Badania makroekonomiczne nad związkiem między inflacją a wzrostem gospodarczym pokazują, że do pewnego poziomu inflacja może stymulować wzrost gospodarczy państw. Zdaje się, że jesteśmy właśnie w tym punkcie. Konkretna liczba zależy od zastosowanego modelu badawczego oraz od tego, czy mowa o kraju rozwijającym się, czy rozwiniętym. Wysoka inflacja zazwyczaj hamuje rozwój gospodarczy, a progowy poziom najczęściej jest określany w okolicach 10% dla krajów rozwiniętych i 15% dla krajów rozwijających się. Należy jednak pamiętać, że zmiany inflacji wyjaśniają tylko część zmian dynamiki PKB. PKB Polski w bieżącym roku wzrósł o 2,1% w pierwszym kwartale 2024 i 3,2% w drugim kwartale w stosunku do danych zeszłorocznych.

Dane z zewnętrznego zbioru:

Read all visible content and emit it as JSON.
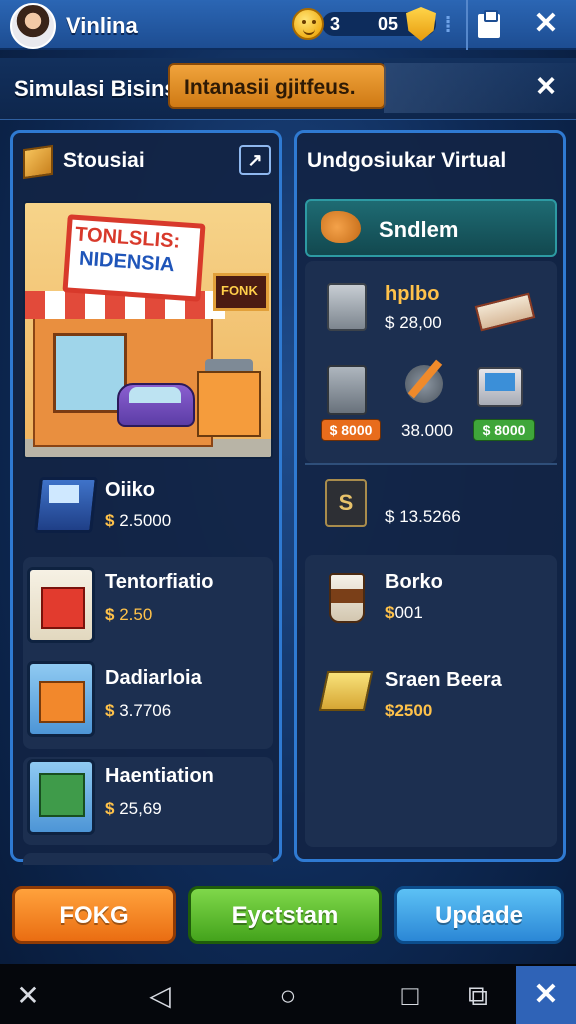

Jak podaje GUS w raporcie sygnalnym,

sektor eksportowy odnotował w pierwszych ośmiu miesiącach 2024 r. niewielkie spowolnienie, osiągając łączną wartość 229,6 mld euro.

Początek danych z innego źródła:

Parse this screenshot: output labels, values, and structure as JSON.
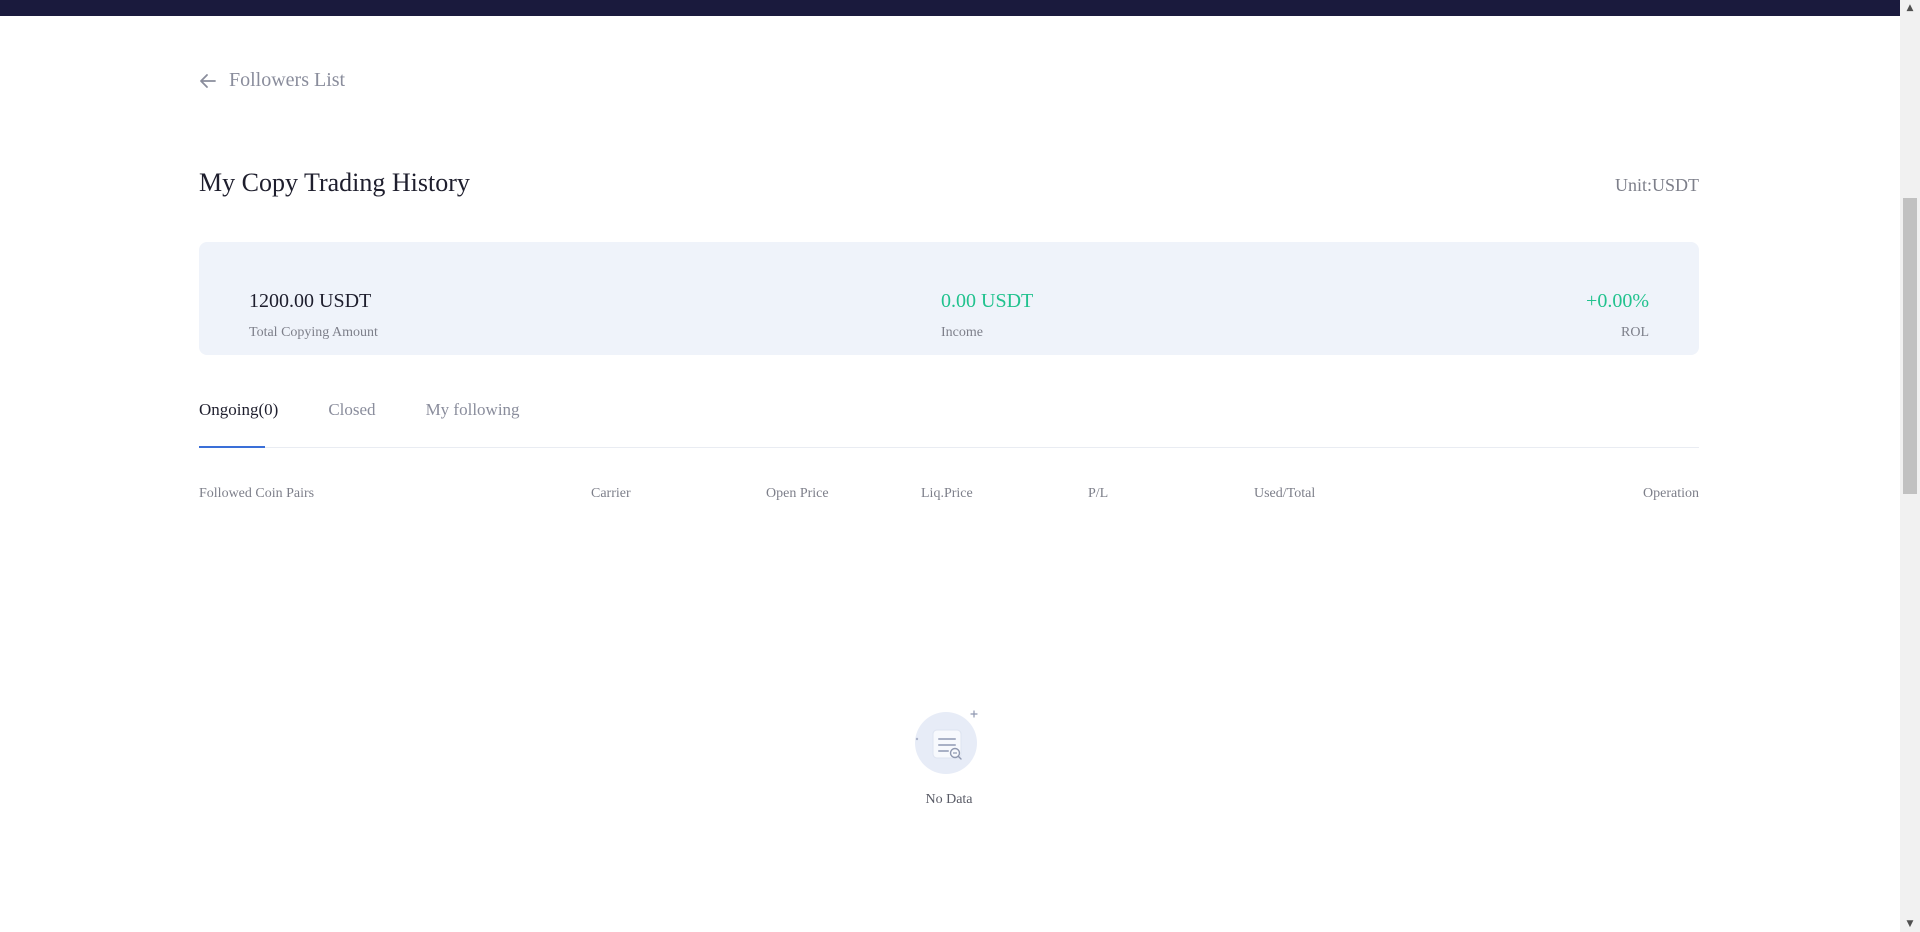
{
  "nav": {
    "back_label": "Followers List"
  },
  "header": {
    "title": "My Copy Trading History",
    "unit": "Unit:USDT"
  },
  "summary": {
    "total": {
      "value": "1200.00 USDT",
      "label": "Total Copying Amount"
    },
    "income": {
      "value": "0.00 USDT",
      "label": "Income"
    },
    "rol": {
      "value": "+0.00%",
      "label": "ROL"
    }
  },
  "tabs": [
    {
      "label": "Ongoing(0)",
      "active": true
    },
    {
      "label": "Closed",
      "active": false
    },
    {
      "label": "My following",
      "active": false
    }
  ],
  "table": {
    "columns": [
      "Followed Coin Pairs",
      "Carrier",
      "Open Price",
      "Liq.Price",
      "P/L",
      "Used/Total",
      "Operation"
    ]
  },
  "empty_state": {
    "text": "No Data",
    "icon": "empty-document-icon"
  },
  "colors": {
    "topbar": "#1a1a3d",
    "positive": "#21c28e",
    "accent": "#3a6fd8",
    "summary_bg": "#eff3fa"
  }
}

(Dla porównania: w zeszłym roku od stycznia do czerwca eksport wyniósł 821,4 mld zł, w tym – 752,0 mld zł; import 790,06 mld zł w 2023 roku i 732,0 mld zł w 2024 roku). To spadek o 2,2% w porównaniu z analogicznym okresem poprzedniego roku. Eksport do Niemiec, które pozostają głównym partnerem handlowym Polski, był do końca sierpnia 2024 r. o 6,5% niższy niż przed rokiem. Do pozostałych krajów strefy euro był on w tym samym okresie o 2,3% niższy. Jeśli chodzi o kraje spoza strefy euro, spadek eksportu do nich wyniósł 1,9%. Lepiej sprawa ma się w przypadku eksportu do wysoko rozwiniętych krajów spoza Unii, takich jak Wielka Brytania (+6,4%) czy Stany Zjednoczone (+7,7%). Zwiększył się także eksport do krajów Europy Środkowo-Wschodniej (łącznie o 3,7%), zwłaszcza Ukrainy (+14,7%).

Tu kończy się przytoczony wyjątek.